In time, I felt exhausted, satisfied but depleted, emptied. I confessed I needed to get to bed; she remained bright-eyed and fully alert.

"You lack stamina, dear," she told me. "Very well, there is a nice room at the front on the second floor. Bathroom suite opposite on the landing. Fresh soap and towels, everything you need. That'll be thirteen shillings and sixpence, dear."

I paid her the right money.

"There'll be a receipt in the letter rack. A little kiss good-night?"

I intended to do no more than brush her forehead lightly with my chin, but as I leaned forward, holding my breathe so as not to inhale the stench, she lifted her head and kissed me, wet, full on the lips. I shuddered ambivalently, for I found I had closed my eyes and lingered, even though her lips were cold, cold as the hard winter earth outside.
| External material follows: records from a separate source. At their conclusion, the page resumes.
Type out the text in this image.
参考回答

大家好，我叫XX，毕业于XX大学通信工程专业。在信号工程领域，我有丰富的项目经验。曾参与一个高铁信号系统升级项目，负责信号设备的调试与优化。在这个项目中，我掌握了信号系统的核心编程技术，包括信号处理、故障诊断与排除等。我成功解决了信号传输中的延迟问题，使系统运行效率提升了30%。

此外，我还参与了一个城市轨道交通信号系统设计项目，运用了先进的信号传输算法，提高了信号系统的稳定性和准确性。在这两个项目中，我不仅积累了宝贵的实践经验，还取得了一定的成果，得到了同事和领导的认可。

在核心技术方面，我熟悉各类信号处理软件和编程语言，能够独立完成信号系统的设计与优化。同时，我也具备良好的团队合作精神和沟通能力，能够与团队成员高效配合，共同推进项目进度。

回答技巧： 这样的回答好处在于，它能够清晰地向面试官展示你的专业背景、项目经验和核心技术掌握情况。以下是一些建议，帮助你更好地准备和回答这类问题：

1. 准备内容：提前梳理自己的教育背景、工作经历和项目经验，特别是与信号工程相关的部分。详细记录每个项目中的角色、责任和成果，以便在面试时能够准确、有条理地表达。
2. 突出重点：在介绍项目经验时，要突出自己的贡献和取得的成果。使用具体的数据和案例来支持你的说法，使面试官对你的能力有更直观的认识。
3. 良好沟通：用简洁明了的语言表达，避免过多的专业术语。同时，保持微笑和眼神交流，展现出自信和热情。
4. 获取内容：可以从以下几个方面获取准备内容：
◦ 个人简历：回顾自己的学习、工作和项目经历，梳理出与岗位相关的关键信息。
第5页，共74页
She whispered, "'Night, 'night."

Embarrassed out of my drowsiness, I fled into the hall.

I felt my way up the unlit stairs. The walls were worn, shiny smooth the touch. Beyond the ground floor, I was walking on bare floorboards. By dim street light cast through a grimy window, I could make out that my room was bare, except for a narrow bed, a dining-room chair, a cast iron washstand and a chipped enamel bowl.
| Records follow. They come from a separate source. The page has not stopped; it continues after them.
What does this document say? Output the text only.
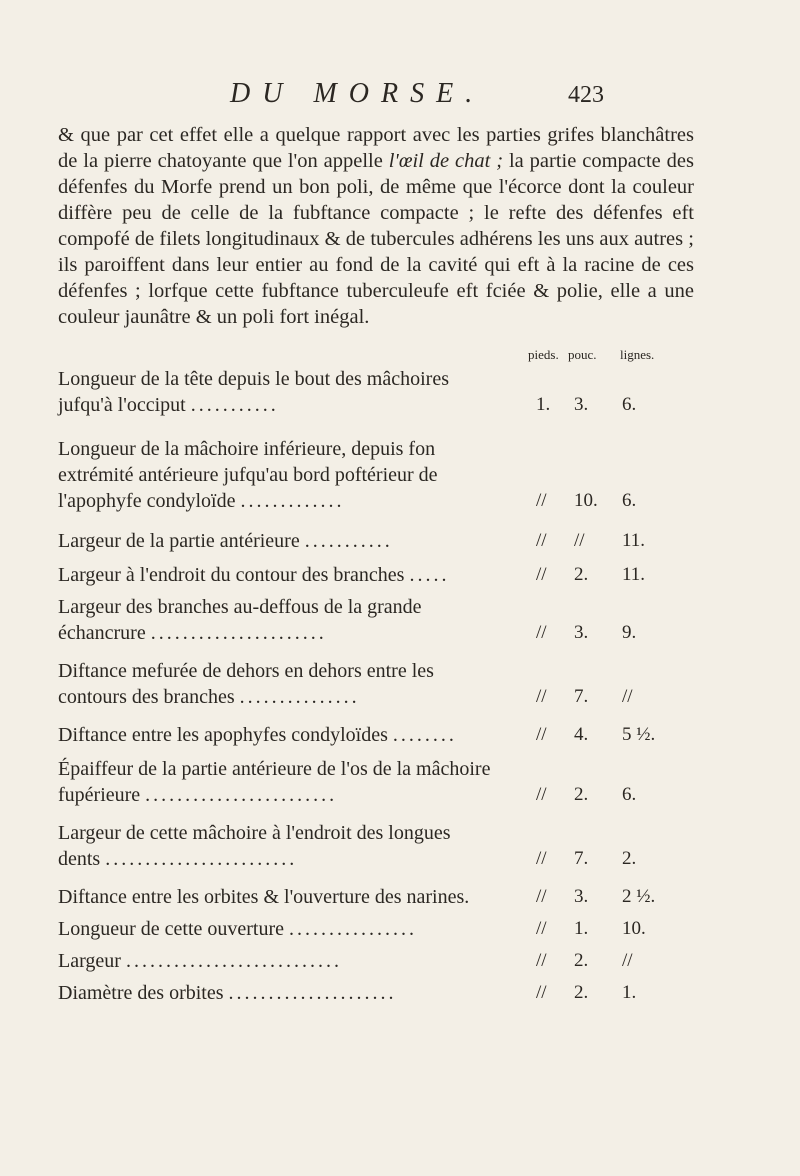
DU MORSE.	423
& que par cet effet elle a quelque rapport avec les parties grifes blanchâtres de la pierre chatoyante que l'on appelle l'œil de chat ; la partie compacte des défenfes du Morfe prend un bon poli, de même que l'écorce dont la couleur diffère peu de celle de la fubftance compacte ; le refte des défenfes eft compofé de filets longitudinaux & de tubercules adhérens les uns aux autres ; ils paroiffent dans leur entier au fond de la cavité qui eft à la racine de ces défenfes ; lorfque cette fubftance tuberculeufe eft fciée & polie, elle a une couleur jaunâtre & un poli fort inégal.
pieds. pouc. lignes.
Longueur de la tête depuis le bout des mâchoires jufqu'à l'occiput ...........	1. 3. 6.
Longueur de la mâchoire inférieure, depuis fon extrémité antérieure jufqu'au bord poftérieur de l'apophyfe condyloïde .............	// 10. 6.
Largeur de la partie antérieure ...........	// // 11.
Largeur à l'endroit du contour des branches .....	// 2. 11.
Largeur des branches au-deffous de la grande échancrure ......................	// 3. 9.
Diftance mefurée de dehors en dehors entre les contours des branches ...............	// 7. //
Diftance entre les apophyfes condyloïdes ........	// 4. 5 ½.
Épaiffeur de la partie antérieure de l'os de la mâchoire fupérieure ........................	// 2. 6.
Largeur de cette mâchoire à l'endroit des longues dents ........................	// 7. 2.
Diftance entre les orbites & l'ouverture des narines.	// 3. 2 ½.
Longueur de cette ouverture ................	// 1. 10.
Largeur ...........................	// 2. //
Diamètre des orbites .....................	// 2. 1.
I groped my way to the bathroom. As far as I could tell, it was a communal wash place, with a row of basins and the jagged glass of broken black mirrors. A WC cubicle gave off the indelible smell of stale urine. I had no hot water, no soap and no towel on which to dry my cold wet hands. I was saddened and disappointed but too tired to be angry.
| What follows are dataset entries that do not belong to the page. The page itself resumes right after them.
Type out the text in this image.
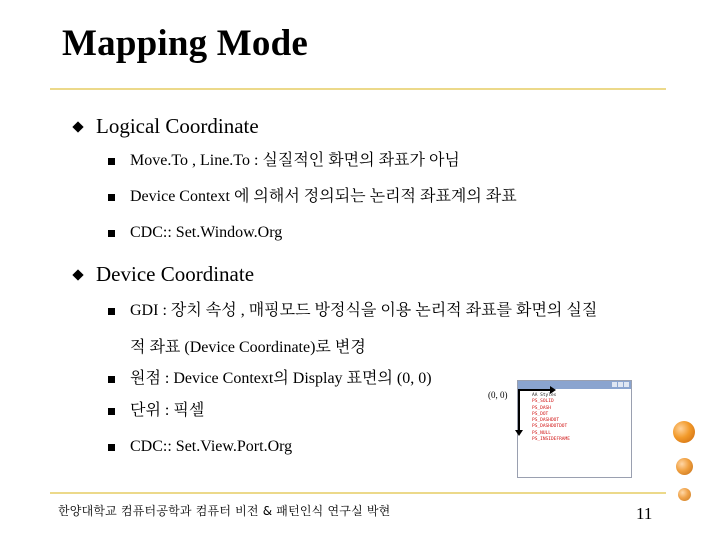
Mapping Mode
Logical Coordinate
Move.To , Line.To : 실질적인 화면의 좌표가 아님
Device Context 에 의해서 정의되는 논리적 좌표계의 좌표
CDC:: Set.Window.Org
Device Coordinate
GDI : 장치 속성 , 매핑모드 방정식을 이용 논리적 좌표를 화면의 실질
적 좌표 (Device Coordinate)로 변경
원점 : Device Context의 Display 표면의 (0, 0)
단위 : 픽셀
CDC:: Set.View.Port.Org
(0, 0)	AA Styles
PS_SOLID
PS_DASH
PS_DOT
PS_DASHDOT
PS_DASHDOTDOT
PS_NULL
PS_INSIDEFRAME
한양대학교 컴퓨터공학과 컴퓨터 비전 & 패턴인식 연구실 박현	11
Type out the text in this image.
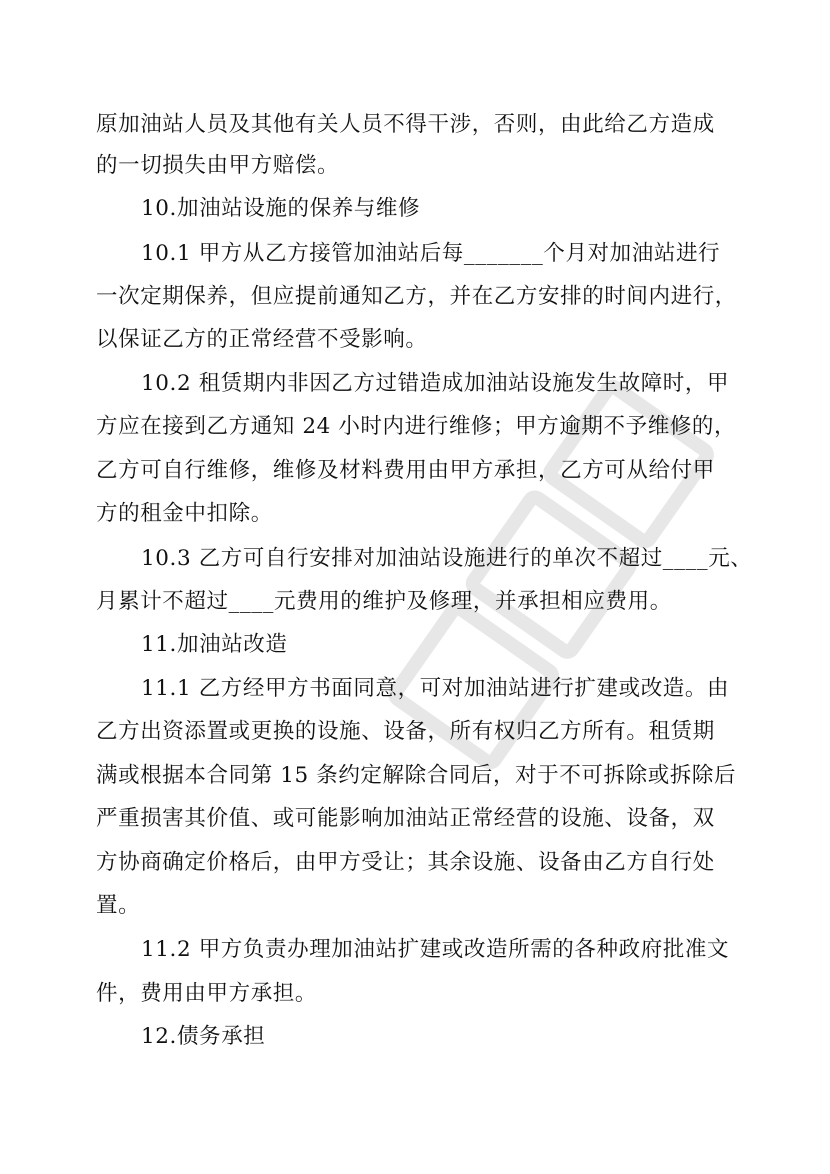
原加油站人员及其他有关人员不得干涉，否则，由此给乙方造成
的一切损失由甲方赔偿。
10.加油站设施的保养与维修
10.1 甲方从乙方接管加油站后每_______个月对加油站进行
一次定期保养，但应提前通知乙方，并在乙方安排的时间内进行，
以保证乙方的正常经营不受影响。
10.2 租赁期内非因乙方过错造成加油站设施发生故障时，甲
方应在接到乙方通知 24 小时内进行维修；甲方逾期不予维修的，
乙方可自行维修，维修及材料费用由甲方承担，乙方可从给付甲
方的租金中扣除。
10.3 乙方可自行安排对加油站设施进行的单次不超过____元、
月累计不超过____元费用的维护及修理，并承担相应费用。
11.加油站改造
11.1 乙方经甲方书面同意，可对加油站进行扩建或改造。由
乙方出资添置或更换的设施、设备，所有权归乙方所有。租赁期
满或根据本合同第 15 条约定解除合同后，对于不可拆除或拆除后
严重损害其价值、或可能影响加油站正常经营的设施、设备，双
方协商确定价格后，由甲方受让；其余设施、设备由乙方自行处
置。
11.2 甲方负责办理加油站扩建或改造所需的各种政府批准文
件，费用由甲方承担。
12.债务承担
I would make a point of seeing her in the morning and telling her what a state things are in up here, I decided. She must be under the illusion that all is as it should be and, from her tone, sumptuous. She needed to be told. The poor thing wouldn't be able to get up here to see for herself. Someone had taken advantage of her vulnerability.

I flopped onto the bed, noted mentally the lack of a pillowcase on the striped ticking and fell into a deep sleep. The sleep of the dead.